At the time a particular offer of shares is made, if required, a prospectus supplement will be distributed that will set forth the number of shares being offered and the terms of the offering, including the name of any underwriter, dealer or agent, the purchase price paid by any underwriter, any discount, commission and other item constituting compensation, any discount, commission or concession allowed or reallowed or paid to any dealer, and the proposed selling price to the public.
We have agreed to indemnify the selling stockholder against specified liabilities, including liabilities under the Securities Act.

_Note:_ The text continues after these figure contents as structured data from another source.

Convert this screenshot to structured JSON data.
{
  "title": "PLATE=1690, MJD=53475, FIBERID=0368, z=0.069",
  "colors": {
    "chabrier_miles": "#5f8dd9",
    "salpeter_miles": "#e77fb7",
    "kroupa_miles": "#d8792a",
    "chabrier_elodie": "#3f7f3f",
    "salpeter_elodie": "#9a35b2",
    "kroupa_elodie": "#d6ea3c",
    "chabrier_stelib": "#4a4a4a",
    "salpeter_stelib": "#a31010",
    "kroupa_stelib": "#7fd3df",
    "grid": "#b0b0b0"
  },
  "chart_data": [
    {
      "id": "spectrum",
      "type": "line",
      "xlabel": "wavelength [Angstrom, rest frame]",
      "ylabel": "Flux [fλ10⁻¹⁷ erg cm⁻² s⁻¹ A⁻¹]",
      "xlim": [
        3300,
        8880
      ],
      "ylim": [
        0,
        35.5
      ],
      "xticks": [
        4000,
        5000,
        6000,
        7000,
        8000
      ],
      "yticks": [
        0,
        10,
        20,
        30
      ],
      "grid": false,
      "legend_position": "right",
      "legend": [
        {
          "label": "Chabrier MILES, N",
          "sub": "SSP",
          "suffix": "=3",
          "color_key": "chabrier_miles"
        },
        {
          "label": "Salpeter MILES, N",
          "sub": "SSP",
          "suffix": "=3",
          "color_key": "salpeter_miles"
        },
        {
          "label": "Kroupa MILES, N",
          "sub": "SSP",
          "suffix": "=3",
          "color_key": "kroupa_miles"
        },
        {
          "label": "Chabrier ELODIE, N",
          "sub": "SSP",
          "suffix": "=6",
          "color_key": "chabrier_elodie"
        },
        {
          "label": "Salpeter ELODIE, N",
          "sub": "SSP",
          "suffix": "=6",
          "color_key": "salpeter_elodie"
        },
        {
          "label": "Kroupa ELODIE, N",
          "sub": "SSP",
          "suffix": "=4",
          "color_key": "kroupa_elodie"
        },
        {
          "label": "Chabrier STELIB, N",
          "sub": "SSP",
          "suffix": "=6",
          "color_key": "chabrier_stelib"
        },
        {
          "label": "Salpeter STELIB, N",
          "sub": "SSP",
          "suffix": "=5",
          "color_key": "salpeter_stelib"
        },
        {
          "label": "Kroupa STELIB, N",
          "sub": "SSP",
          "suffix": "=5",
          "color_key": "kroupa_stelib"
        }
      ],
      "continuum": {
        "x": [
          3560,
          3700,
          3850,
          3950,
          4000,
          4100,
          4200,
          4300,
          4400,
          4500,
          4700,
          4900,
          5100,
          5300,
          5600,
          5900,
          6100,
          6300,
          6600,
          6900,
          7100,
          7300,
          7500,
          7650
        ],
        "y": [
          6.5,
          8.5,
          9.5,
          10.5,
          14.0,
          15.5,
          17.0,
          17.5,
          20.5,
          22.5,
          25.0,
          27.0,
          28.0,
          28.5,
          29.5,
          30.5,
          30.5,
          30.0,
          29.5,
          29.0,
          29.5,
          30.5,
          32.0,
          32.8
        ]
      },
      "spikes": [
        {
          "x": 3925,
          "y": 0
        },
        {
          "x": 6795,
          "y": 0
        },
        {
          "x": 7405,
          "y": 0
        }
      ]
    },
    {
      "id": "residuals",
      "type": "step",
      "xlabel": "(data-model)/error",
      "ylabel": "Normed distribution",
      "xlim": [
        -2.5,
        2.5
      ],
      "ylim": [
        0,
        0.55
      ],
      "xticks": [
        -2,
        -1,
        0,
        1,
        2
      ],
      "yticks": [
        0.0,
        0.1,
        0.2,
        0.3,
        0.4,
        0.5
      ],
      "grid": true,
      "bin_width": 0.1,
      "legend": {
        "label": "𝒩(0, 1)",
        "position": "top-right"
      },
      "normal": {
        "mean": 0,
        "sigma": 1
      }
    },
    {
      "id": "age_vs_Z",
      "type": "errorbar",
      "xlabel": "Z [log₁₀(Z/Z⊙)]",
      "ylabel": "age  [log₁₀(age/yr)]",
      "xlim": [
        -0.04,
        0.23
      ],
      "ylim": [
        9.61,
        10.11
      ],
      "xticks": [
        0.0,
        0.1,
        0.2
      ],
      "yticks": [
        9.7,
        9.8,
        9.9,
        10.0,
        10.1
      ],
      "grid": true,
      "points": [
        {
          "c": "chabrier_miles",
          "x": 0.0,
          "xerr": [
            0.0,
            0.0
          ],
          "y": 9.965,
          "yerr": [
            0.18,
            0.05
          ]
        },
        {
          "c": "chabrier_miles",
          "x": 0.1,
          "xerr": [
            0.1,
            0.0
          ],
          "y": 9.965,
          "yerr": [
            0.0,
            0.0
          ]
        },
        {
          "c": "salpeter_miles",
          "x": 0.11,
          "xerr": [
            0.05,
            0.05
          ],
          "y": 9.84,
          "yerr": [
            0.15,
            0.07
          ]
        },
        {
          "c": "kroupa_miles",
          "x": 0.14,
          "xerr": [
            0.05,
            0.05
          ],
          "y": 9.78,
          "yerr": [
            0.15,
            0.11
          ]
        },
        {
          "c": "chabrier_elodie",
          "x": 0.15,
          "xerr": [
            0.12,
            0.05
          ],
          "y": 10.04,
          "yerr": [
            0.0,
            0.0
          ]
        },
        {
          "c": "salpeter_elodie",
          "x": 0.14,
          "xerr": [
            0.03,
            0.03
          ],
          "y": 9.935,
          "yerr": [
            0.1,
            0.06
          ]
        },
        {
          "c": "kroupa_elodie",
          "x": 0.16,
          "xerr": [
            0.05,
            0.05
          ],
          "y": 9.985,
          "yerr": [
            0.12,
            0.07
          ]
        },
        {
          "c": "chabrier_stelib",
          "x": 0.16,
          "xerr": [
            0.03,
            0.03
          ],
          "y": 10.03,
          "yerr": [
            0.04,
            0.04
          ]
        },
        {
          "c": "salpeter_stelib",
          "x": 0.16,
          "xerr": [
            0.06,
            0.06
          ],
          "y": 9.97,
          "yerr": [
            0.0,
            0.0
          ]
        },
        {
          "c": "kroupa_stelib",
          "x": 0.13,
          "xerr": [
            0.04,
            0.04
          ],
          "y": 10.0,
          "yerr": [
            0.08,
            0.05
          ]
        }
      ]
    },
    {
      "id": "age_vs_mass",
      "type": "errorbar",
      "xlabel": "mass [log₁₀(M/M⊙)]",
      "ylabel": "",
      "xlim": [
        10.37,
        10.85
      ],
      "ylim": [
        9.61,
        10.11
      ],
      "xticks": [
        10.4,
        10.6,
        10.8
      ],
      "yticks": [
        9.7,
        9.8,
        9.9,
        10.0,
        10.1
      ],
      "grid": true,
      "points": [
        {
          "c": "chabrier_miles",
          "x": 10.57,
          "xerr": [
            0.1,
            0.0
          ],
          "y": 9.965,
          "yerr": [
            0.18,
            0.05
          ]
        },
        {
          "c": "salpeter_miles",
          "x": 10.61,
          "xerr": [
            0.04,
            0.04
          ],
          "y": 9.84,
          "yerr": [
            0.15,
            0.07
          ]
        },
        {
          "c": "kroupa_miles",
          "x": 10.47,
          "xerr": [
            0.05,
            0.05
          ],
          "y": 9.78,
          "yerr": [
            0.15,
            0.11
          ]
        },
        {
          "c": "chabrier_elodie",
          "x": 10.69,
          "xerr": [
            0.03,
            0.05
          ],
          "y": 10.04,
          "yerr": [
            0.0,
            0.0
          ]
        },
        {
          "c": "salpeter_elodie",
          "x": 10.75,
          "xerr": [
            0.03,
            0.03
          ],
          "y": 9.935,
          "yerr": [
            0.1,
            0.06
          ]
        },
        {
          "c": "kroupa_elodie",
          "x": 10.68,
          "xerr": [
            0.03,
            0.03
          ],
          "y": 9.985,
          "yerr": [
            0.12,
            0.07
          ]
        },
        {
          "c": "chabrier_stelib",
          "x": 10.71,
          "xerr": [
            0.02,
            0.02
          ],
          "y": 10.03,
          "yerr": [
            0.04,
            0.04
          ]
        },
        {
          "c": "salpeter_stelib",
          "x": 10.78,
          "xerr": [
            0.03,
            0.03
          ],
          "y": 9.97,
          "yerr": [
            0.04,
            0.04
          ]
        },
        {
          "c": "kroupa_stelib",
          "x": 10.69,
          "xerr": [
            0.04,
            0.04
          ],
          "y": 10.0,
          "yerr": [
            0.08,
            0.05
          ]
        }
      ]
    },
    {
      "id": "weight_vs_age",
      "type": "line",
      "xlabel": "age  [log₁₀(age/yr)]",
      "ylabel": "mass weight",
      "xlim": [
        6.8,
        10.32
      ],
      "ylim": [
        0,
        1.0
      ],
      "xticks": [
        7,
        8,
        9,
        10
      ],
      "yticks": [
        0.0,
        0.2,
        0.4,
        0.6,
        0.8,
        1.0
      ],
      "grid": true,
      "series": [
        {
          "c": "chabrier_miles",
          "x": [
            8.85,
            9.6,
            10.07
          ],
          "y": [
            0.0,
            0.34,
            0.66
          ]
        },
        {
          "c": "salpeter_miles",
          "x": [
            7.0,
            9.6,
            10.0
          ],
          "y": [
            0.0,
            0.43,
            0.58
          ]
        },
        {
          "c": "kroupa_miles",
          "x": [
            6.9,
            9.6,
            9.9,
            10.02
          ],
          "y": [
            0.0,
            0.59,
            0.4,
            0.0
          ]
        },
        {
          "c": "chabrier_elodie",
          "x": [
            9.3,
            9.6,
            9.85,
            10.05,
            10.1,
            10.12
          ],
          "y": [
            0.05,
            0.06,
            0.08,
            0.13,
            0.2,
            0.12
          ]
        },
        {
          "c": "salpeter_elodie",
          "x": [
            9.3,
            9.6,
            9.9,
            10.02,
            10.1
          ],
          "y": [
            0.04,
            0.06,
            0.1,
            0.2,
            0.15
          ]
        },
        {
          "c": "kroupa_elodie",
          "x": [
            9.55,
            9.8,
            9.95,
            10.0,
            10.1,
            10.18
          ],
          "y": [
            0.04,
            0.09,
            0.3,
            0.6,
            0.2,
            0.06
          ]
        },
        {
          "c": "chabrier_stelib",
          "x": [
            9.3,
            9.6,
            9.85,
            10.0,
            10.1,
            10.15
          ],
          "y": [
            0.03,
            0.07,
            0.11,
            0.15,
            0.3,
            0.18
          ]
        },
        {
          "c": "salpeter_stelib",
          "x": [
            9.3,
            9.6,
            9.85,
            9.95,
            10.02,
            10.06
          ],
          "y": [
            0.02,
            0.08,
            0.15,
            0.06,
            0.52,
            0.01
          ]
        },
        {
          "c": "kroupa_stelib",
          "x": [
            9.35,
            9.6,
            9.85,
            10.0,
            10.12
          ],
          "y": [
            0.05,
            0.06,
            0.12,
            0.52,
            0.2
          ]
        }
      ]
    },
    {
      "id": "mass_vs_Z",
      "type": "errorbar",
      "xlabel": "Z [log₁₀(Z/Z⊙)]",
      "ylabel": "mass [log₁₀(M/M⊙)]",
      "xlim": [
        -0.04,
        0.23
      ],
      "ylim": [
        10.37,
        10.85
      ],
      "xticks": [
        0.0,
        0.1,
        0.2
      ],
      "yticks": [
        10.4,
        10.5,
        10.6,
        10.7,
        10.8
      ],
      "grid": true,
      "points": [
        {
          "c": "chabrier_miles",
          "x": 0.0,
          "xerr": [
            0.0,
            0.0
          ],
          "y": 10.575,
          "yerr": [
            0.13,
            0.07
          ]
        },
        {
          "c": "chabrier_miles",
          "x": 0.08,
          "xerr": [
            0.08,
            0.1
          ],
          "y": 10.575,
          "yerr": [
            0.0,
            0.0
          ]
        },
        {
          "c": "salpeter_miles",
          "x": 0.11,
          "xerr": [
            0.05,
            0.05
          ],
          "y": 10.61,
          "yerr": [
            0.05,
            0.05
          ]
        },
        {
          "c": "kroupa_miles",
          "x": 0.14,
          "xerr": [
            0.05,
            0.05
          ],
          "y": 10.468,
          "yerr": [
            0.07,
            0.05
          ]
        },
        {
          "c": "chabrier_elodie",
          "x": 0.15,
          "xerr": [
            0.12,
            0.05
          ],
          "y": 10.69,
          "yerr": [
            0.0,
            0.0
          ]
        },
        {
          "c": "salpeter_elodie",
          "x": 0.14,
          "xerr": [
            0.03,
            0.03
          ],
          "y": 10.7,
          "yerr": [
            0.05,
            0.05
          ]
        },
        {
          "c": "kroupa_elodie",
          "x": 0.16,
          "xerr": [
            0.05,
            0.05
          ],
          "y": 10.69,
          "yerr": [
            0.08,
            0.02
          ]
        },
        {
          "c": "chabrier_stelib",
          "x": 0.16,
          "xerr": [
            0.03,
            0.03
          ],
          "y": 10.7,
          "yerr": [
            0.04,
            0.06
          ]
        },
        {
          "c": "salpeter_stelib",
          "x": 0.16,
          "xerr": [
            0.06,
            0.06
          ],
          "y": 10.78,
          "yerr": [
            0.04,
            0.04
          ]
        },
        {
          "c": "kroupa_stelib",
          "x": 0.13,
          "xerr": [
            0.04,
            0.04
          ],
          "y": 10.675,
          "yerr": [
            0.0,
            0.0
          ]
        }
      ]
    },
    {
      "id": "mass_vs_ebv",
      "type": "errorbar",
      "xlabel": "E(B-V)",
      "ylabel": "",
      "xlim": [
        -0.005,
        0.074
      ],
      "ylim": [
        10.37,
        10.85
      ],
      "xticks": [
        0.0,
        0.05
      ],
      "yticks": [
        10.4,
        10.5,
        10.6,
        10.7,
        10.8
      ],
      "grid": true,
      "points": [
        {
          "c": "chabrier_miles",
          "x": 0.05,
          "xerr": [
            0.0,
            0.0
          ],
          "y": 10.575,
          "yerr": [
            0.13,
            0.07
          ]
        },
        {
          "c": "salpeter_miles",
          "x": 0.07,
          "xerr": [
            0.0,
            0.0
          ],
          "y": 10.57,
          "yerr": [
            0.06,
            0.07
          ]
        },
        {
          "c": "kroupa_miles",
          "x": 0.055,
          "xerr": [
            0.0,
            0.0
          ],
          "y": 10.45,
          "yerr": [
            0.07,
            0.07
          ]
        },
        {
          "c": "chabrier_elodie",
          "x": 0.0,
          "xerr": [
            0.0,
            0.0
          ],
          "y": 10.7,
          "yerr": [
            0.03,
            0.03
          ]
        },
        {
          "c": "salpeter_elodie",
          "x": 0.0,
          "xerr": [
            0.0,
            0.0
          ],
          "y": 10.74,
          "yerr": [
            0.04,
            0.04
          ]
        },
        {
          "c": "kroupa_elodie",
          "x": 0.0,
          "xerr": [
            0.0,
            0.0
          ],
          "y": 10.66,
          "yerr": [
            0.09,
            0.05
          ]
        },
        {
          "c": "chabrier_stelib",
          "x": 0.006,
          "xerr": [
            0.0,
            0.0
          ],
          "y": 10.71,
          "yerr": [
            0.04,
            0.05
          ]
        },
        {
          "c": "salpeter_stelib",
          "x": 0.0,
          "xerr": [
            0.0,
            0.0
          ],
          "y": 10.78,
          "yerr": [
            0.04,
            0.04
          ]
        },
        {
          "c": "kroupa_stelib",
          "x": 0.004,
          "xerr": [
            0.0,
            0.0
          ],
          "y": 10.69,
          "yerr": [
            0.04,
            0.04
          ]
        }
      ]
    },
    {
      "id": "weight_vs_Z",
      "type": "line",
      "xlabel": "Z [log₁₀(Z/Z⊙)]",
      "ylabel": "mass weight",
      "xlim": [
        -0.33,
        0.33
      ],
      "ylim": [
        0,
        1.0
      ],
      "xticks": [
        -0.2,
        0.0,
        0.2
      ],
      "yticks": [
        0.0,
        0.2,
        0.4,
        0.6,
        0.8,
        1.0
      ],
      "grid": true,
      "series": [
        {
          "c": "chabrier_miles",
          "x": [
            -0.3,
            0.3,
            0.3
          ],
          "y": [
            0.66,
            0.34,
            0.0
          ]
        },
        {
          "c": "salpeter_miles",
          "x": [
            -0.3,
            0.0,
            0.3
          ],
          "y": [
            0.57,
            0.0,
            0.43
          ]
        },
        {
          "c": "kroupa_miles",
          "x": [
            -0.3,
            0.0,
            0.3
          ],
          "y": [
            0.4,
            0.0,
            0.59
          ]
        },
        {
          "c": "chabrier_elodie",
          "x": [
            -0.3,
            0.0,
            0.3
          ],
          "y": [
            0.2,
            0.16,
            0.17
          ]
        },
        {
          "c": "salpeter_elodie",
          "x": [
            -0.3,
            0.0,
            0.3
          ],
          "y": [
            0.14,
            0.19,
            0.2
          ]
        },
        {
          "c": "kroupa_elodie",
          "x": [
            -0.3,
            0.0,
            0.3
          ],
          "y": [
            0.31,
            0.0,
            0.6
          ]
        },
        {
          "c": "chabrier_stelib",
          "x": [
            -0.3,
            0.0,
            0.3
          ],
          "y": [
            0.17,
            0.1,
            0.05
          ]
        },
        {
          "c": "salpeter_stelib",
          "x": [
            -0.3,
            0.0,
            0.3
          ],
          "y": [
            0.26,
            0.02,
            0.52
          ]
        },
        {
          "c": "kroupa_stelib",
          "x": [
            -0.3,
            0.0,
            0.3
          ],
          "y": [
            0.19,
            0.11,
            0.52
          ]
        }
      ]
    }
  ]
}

We have agreed with the selling stockholder to keep the registration statement of which this prospectus constitutes a part effective until the earlier of (i) such time as all of the shares covered by this prospectus have been disposed of pursuant to and in accordance with the registration statement and (ii) one year after the date of the prospectus (or such later date as of which we no longer have any other secondary shelf registration statement in effect).
The validity of the common stock offered hereby will be passed upon for us by Wilmer Cutler Pickering Hale and Dorr LLP.
The financial statements and managements assessment of the effectiveness of internal control over financial reporting (which is included in Managements Report on Internal Control over Financial Reporting) incorporated in this Prospectus by reference to the Annual Report on Form 10-K for the year ended December 31, 2004 have been so incorporated in reliance on the report of PricewaterhouseCoopers LLP, an independent registered public accounting firm, given on the authority of said firm as experts in auditing and accounting.